As crianças correm de um lado para o outro, agitadas, fazendo seus castelos de areia, construindo sonhos. A família relaxa da correria do dia a dia e se permite esticar um pouco mais a hora do almoço, deixar para mais tarde, quando o sol se for. Jovens desfilam a boa forma que lutaram para manter com esforço e dedicação ao longo do ano – as que não se preocuparam com isso, continuam sem se preocupar e curtem o momento e o biquíni novo com as cores do verão.

Os mais branquinhos vão ficando vermelhos ao longo do dia e as tribos repetem ali a atitude social: nerds andam com nerds de bermudão na cintura; os descolados usam bermuda baixa, cueca aparecendo, cabelo comprido. O marido se distrai olhando um biquíni que passa com uma morena escultural dentro e toma beliscão da esposa que continua bem atenta. O frescobol atrapalha a caminhada dos passantes, que precisam desviar para escapar da bola.

Jovens aventureiros sobem na prancha e pegam onda, para delírio das gatinhas que competem na areia para chamar a atenção do campeão. Os radicais afortunados podem descarregar adrenalina correndo de jet ski em manobras ousadas.

Para as crianças, o mar é grande demais e uma garotinha arrisca pegar distância antes de dar o tão esperado mergulho, na água em uma altura que mal alcança sua cintura.
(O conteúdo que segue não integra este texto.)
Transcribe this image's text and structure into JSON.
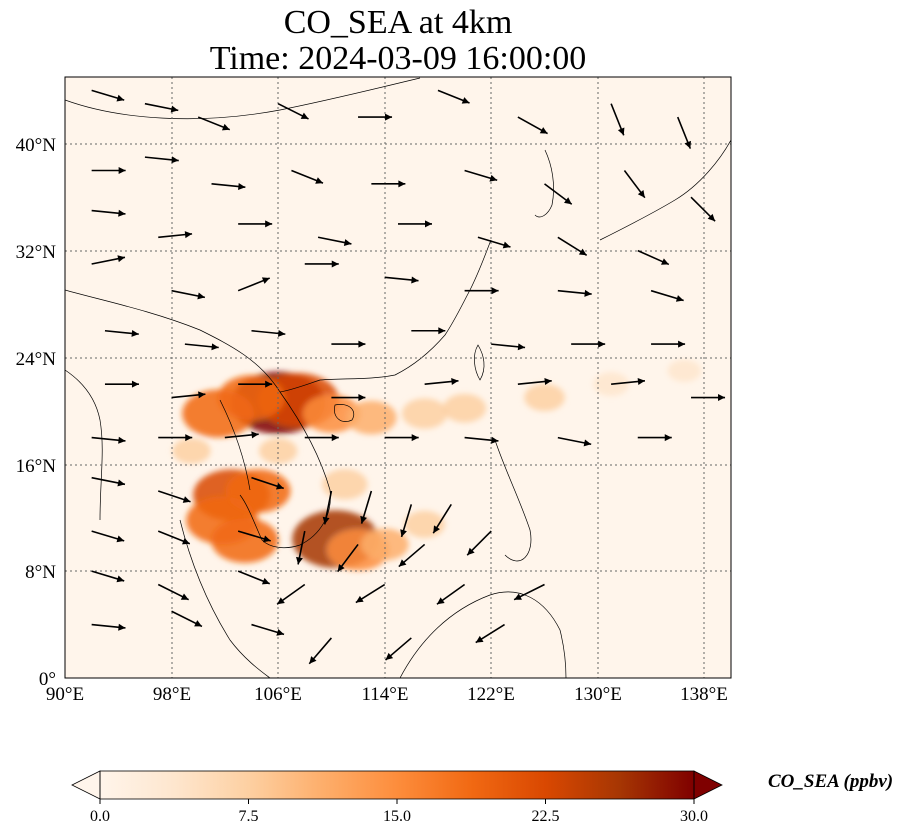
{
  "title": {
    "line1": "CO_SEA at 4km",
    "line2": "Time: 2024-03-09 16:00:00"
  },
  "map": {
    "lon_range": [
      90,
      140
    ],
    "lat_range": [
      0,
      45
    ],
    "x_ticks": [
      "90°E",
      "98°E",
      "106°E",
      "114°E",
      "122°E",
      "130°E",
      "138°E"
    ],
    "y_ticks": [
      "0°",
      "8°N",
      "16°N",
      "24°N",
      "32°N",
      "40°N"
    ],
    "gridlines": "dotted"
  },
  "colorbar": {
    "label": "CO_SEA (ppbv)",
    "range": [
      0.0,
      30.0
    ],
    "ticks": [
      "0.0",
      "7.5",
      "15.0",
      "22.5",
      "30.0"
    ],
    "colors": [
      "#fff5eb",
      "#fee6ce",
      "#fdd0a2",
      "#fdae6b",
      "#fd8d3c",
      "#f16913",
      "#d94801",
      "#a63603",
      "#7f0000"
    ],
    "extend": "both"
  },
  "plumes": [
    {
      "lon": 106.0,
      "lat": 20.6,
      "value": 29
    },
    {
      "lon": 107.5,
      "lat": 20.8,
      "value": 24
    },
    {
      "lon": 104.0,
      "lat": 21.0,
      "value": 18
    },
    {
      "lon": 101.5,
      "lat": 19.8,
      "value": 20
    },
    {
      "lon": 110.0,
      "lat": 19.8,
      "value": 14
    },
    {
      "lon": 113.0,
      "lat": 19.5,
      "value": 11
    },
    {
      "lon": 117.0,
      "lat": 19.8,
      "value": 9
    },
    {
      "lon": 120.0,
      "lat": 20.2,
      "value": 8
    },
    {
      "lon": 126.0,
      "lat": 21.0,
      "value": 7
    },
    {
      "lon": 131.0,
      "lat": 22.0,
      "value": 5
    },
    {
      "lon": 136.5,
      "lat": 23.0,
      "value": 4
    },
    {
      "lon": 102.5,
      "lat": 13.7,
      "value": 22
    },
    {
      "lon": 104.5,
      "lat": 14.0,
      "value": 17
    },
    {
      "lon": 101.8,
      "lat": 11.8,
      "value": 20
    },
    {
      "lon": 103.5,
      "lat": 10.3,
      "value": 18
    },
    {
      "lon": 110.3,
      "lat": 10.4,
      "value": 26
    },
    {
      "lon": 112.0,
      "lat": 9.6,
      "value": 16
    },
    {
      "lon": 114.0,
      "lat": 10.0,
      "value": 10
    },
    {
      "lon": 117.0,
      "lat": 11.5,
      "value": 7
    },
    {
      "lon": 111.0,
      "lat": 14.5,
      "value": 9
    },
    {
      "lon": 99.5,
      "lat": 17.0,
      "value": 6
    },
    {
      "lon": 106.0,
      "lat": 17.0,
      "value": 6
    }
  ],
  "wind_arrows": [
    {
      "lon": 92,
      "lat": 44,
      "u": 1.0,
      "v": -0.3
    },
    {
      "lon": 96,
      "lat": 43,
      "u": 1.0,
      "v": -0.2
    },
    {
      "lon": 100,
      "lat": 42,
      "u": 1.0,
      "v": -0.4
    },
    {
      "lon": 106,
      "lat": 43,
      "u": 1.0,
      "v": -0.5
    },
    {
      "lon": 112,
      "lat": 42,
      "u": 1.0,
      "v": 0.0
    },
    {
      "lon": 118,
      "lat": 44,
      "u": 1.0,
      "v": -0.4
    },
    {
      "lon": 124,
      "lat": 42,
      "u": 0.9,
      "v": -0.5
    },
    {
      "lon": 131,
      "lat": 43,
      "u": 0.4,
      "v": -1.0
    },
    {
      "lon": 136,
      "lat": 42,
      "u": 0.4,
      "v": -1.0
    },
    {
      "lon": 92,
      "lat": 38,
      "u": 1.0,
      "v": 0.0
    },
    {
      "lon": 96,
      "lat": 39,
      "u": 1.0,
      "v": -0.1
    },
    {
      "lon": 101,
      "lat": 37,
      "u": 1.0,
      "v": -0.1
    },
    {
      "lon": 107,
      "lat": 38,
      "u": 1.0,
      "v": -0.4
    },
    {
      "lon": 113,
      "lat": 37,
      "u": 1.0,
      "v": 0.0
    },
    {
      "lon": 120,
      "lat": 38,
      "u": 1.0,
      "v": -0.3
    },
    {
      "lon": 126,
      "lat": 37,
      "u": 0.8,
      "v": -0.6
    },
    {
      "lon": 132,
      "lat": 38,
      "u": 0.6,
      "v": -0.8
    },
    {
      "lon": 137,
      "lat": 36,
      "u": 0.7,
      "v": -0.7
    },
    {
      "lon": 92,
      "lat": 35,
      "u": 1.0,
      "v": -0.1
    },
    {
      "lon": 97,
      "lat": 33,
      "u": 1.0,
      "v": 0.1
    },
    {
      "lon": 103,
      "lat": 34,
      "u": 1.0,
      "v": 0.0
    },
    {
      "lon": 109,
      "lat": 33,
      "u": 1.0,
      "v": -0.2
    },
    {
      "lon": 115,
      "lat": 34,
      "u": 1.0,
      "v": 0.0
    },
    {
      "lon": 121,
      "lat": 33,
      "u": 1.0,
      "v": -0.3
    },
    {
      "lon": 127,
      "lat": 33,
      "u": 0.8,
      "v": -0.5
    },
    {
      "lon": 133,
      "lat": 32,
      "u": 0.9,
      "v": -0.4
    },
    {
      "lon": 92,
      "lat": 31,
      "u": 1.0,
      "v": 0.2
    },
    {
      "lon": 98,
      "lat": 29,
      "u": 1.0,
      "v": -0.2
    },
    {
      "lon": 103,
      "lat": 29,
      "u": 1.0,
      "v": 0.4
    },
    {
      "lon": 108,
      "lat": 31,
      "u": 1.0,
      "v": 0.0
    },
    {
      "lon": 114,
      "lat": 30,
      "u": 1.0,
      "v": -0.1
    },
    {
      "lon": 120,
      "lat": 29,
      "u": 1.0,
      "v": 0.0
    },
    {
      "lon": 127,
      "lat": 29,
      "u": 1.0,
      "v": -0.1
    },
    {
      "lon": 134,
      "lat": 29,
      "u": 1.0,
      "v": -0.3
    },
    {
      "lon": 93,
      "lat": 26,
      "u": 1.0,
      "v": -0.1
    },
    {
      "lon": 99,
      "lat": 25,
      "u": 1.0,
      "v": -0.1
    },
    {
      "lon": 104,
      "lat": 26,
      "u": 1.0,
      "v": -0.1
    },
    {
      "lon": 110,
      "lat": 25,
      "u": 1.0,
      "v": 0.0
    },
    {
      "lon": 116,
      "lat": 26,
      "u": 1.0,
      "v": 0.0
    },
    {
      "lon": 122,
      "lat": 25,
      "u": 1.0,
      "v": -0.1
    },
    {
      "lon": 128,
      "lat": 25,
      "u": 1.0,
      "v": 0.0
    },
    {
      "lon": 134,
      "lat": 25,
      "u": 1.0,
      "v": 0.0
    },
    {
      "lon": 93,
      "lat": 22,
      "u": 1.0,
      "v": 0.0
    },
    {
      "lon": 98,
      "lat": 21,
      "u": 1.0,
      "v": 0.1
    },
    {
      "lon": 103,
      "lat": 22,
      "u": 1.0,
      "v": 0.0
    },
    {
      "lon": 110,
      "lat": 21,
      "u": 1.0,
      "v": 0.0
    },
    {
      "lon": 117,
      "lat": 22,
      "u": 1.0,
      "v": 0.1
    },
    {
      "lon": 124,
      "lat": 22,
      "u": 1.0,
      "v": 0.1
    },
    {
      "lon": 131,
      "lat": 22,
      "u": 1.0,
      "v": 0.1
    },
    {
      "lon": 137,
      "lat": 21,
      "u": 1.0,
      "v": 0.0
    },
    {
      "lon": 92,
      "lat": 18,
      "u": 1.0,
      "v": -0.1
    },
    {
      "lon": 97,
      "lat": 18,
      "u": 1.0,
      "v": 0.0
    },
    {
      "lon": 102,
      "lat": 18,
      "u": 1.0,
      "v": 0.1
    },
    {
      "lon": 108,
      "lat": 18,
      "u": 1.0,
      "v": 0.0
    },
    {
      "lon": 114,
      "lat": 18,
      "u": 1.0,
      "v": 0.0
    },
    {
      "lon": 120,
      "lat": 18,
      "u": 1.0,
      "v": -0.1
    },
    {
      "lon": 127,
      "lat": 18,
      "u": 1.0,
      "v": -0.2
    },
    {
      "lon": 133,
      "lat": 18,
      "u": 1.0,
      "v": 0.0
    },
    {
      "lon": 92,
      "lat": 15,
      "u": 1.0,
      "v": -0.2
    },
    {
      "lon": 97,
      "lat": 14,
      "u": 0.9,
      "v": -0.3
    },
    {
      "lon": 104,
      "lat": 15,
      "u": 0.9,
      "v": -0.3
    },
    {
      "lon": 110,
      "lat": 14,
      "u": -0.2,
      "v": -1.0
    },
    {
      "lon": 113,
      "lat": 14,
      "u": -0.3,
      "v": -1.0
    },
    {
      "lon": 116,
      "lat": 13,
      "u": -0.3,
      "v": -1.0
    },
    {
      "lon": 119,
      "lat": 13,
      "u": -0.5,
      "v": -0.8
    },
    {
      "lon": 92,
      "lat": 11,
      "u": 1.0,
      "v": -0.3
    },
    {
      "lon": 97,
      "lat": 11,
      "u": 1.0,
      "v": -0.4
    },
    {
      "lon": 103,
      "lat": 11,
      "u": 1.0,
      "v": -0.3
    },
    {
      "lon": 108,
      "lat": 11,
      "u": -0.2,
      "v": -1.0
    },
    {
      "lon": 112,
      "lat": 10,
      "u": -0.6,
      "v": -0.8
    },
    {
      "lon": 117,
      "lat": 10,
      "u": -0.7,
      "v": -0.6
    },
    {
      "lon": 122,
      "lat": 11,
      "u": -0.6,
      "v": -0.6
    },
    {
      "lon": 92,
      "lat": 8,
      "u": 1.0,
      "v": -0.3
    },
    {
      "lon": 97,
      "lat": 7,
      "u": 1.0,
      "v": -0.5
    },
    {
      "lon": 103,
      "lat": 8,
      "u": 1.0,
      "v": -0.4
    },
    {
      "lon": 108,
      "lat": 7,
      "u": -0.7,
      "v": -0.5
    },
    {
      "lon": 114,
      "lat": 7,
      "u": -0.8,
      "v": -0.5
    },
    {
      "lon": 120,
      "lat": 7,
      "u": -0.7,
      "v": -0.5
    },
    {
      "lon": 126,
      "lat": 7,
      "u": -0.8,
      "v": -0.4
    },
    {
      "lon": 92,
      "lat": 4,
      "u": 1.0,
      "v": -0.1
    },
    {
      "lon": 98,
      "lat": 5,
      "u": 1.0,
      "v": -0.5
    },
    {
      "lon": 104,
      "lat": 4,
      "u": 1.0,
      "v": -0.3
    },
    {
      "lon": 110,
      "lat": 3,
      "u": -0.6,
      "v": -0.7
    },
    {
      "lon": 116,
      "lat": 3,
      "u": -0.7,
      "v": -0.6
    },
    {
      "lon": 123,
      "lat": 4,
      "u": -0.8,
      "v": -0.5
    }
  ]
}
Para os apaixonados, o mar parece infinito e eles se perdem entre beijos e juras de amor.

Os supersticiosos pulam onda, os sem-educação jogam sujeira na areia, os animados conversam agitando a roda, as envergonhadas não tiram a canga, as ousadas usam fio dental.

A mãe distraída perde o filho que anda de mãos dadas com o 167 guarda-vidas, chorando o medo de quem teme o futuro. A mãe preocupada repassa o protetor solar. O ambulante conta feliz o troco conquistado vendendo picolé de fruta natural.
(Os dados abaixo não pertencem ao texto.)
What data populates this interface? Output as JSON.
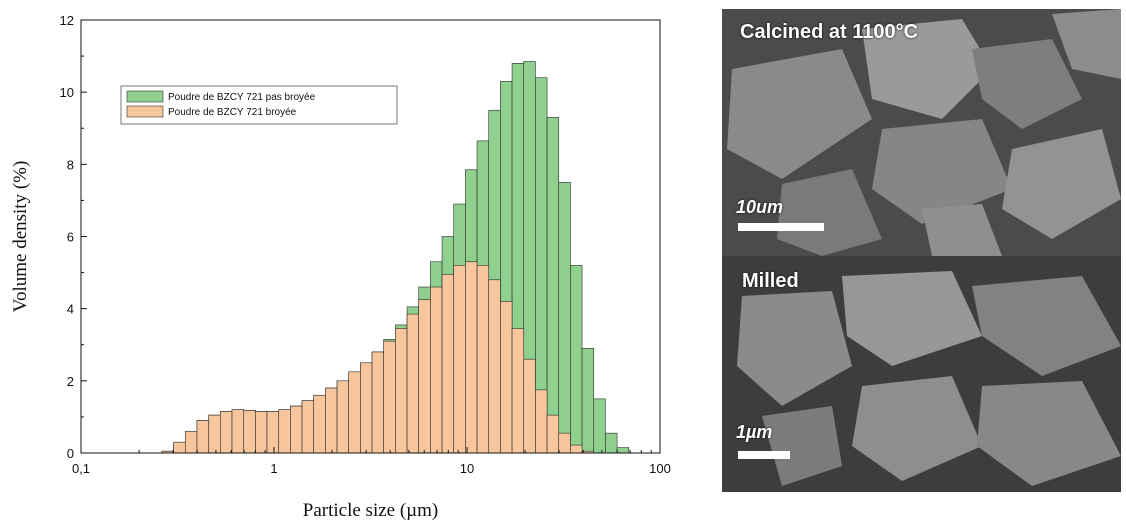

Na quadra de futebol improvisada entre sandálias havaianas, a bola rola enquanto segue a vida. A cadeira de praia quebra: riso geral. O pastel aumenta na hora do almoço, mas não diminui a fila. O sol queima forte, o chapéu não dá conta de evitar.

Água do mar tá gelada – a da garrafa ficou quente. A piscina de plástico tombou e o bebê engoliu areia.

O início da tarde leva uns e traz outros, que deixaram para passear depois do almoço. A barraca improvisada balança com o vento; a mãe reclama que o menino se queimou demais. O coco acabou. O protetor solar também.

O sol vai rareando, mostrando que é hora de voltar para casa. Na poça de água sobre a areia, os últimos raios apresentam um espetáculo de luz. O céu rosado não tarda a se fechar.

Enquanto a gente caminha à beira mar, observando a humanidade passar assim, na nossa frente, repensa a vida, refaz os sonhos, prepara novos planos para o Ano Novo, pensando que a vida deveria ser sempre assim: simples, quente, reconfortante. Como uma caminhada à beira mar.